I read a lot of topics about cross validation, GridSearchCV, but I noticed a difference about how using train and test set. Generally, given a certain database, It s split in train and test. Example 100 samples, 70 train and 30 test. Ok, now we define a model like DecisonTree. We train our model on the training set and test its performance on the test set. But, normally a k fold cross validation is applied in order let s to see all the data in the data-set. So in this case, we can use something as
cross_val_score(my model, X, y, cv=5)
This is what normally is done, with a score based on the mean of the 5-fold test-set. But as we know the DecisionTree or what ever model y like, it has some hyper parameters. The smart approach seems to be GridSearchCV to find these hyper parameters. Now, as many guide indicate, we need to divide the database in train and test set.
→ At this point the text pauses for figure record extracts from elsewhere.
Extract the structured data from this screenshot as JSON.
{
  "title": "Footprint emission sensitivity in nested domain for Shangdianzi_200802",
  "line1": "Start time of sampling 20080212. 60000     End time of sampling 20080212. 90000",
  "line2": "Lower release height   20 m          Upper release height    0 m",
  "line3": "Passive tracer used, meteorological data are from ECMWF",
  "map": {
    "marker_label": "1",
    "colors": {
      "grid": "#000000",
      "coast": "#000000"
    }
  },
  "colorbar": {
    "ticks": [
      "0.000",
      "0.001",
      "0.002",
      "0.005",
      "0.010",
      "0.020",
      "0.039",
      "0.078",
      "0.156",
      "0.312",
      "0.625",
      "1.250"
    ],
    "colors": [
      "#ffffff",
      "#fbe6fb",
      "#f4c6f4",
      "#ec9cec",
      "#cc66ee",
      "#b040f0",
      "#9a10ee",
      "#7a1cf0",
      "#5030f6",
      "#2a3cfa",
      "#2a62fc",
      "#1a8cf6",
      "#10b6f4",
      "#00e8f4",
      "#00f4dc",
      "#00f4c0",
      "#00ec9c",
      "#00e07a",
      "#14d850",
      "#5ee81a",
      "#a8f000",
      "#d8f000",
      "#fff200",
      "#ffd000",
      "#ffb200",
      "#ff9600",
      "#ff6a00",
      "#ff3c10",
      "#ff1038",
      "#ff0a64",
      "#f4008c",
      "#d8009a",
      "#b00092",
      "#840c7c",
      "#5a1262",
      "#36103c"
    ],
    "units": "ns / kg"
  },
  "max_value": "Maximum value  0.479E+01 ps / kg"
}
Using the GridSearchCV only on the training set, and then try the model with the best parameters found on the test set. But in that case we are only using to evaluate the performance of the model only a portion of database (test set) because cross validation is not used. So, my question is how we can incorporate GridSearchCV and cross validation together? Someone suggests of using in GridSearchCV on all the database, and then cross_val_score again on all the database. At the end, I want to understand how using k fold cross validation in order to test the model on all the data of the database, and find the best hyperparameter passing through the GridSearchCV ? I hope I was clear.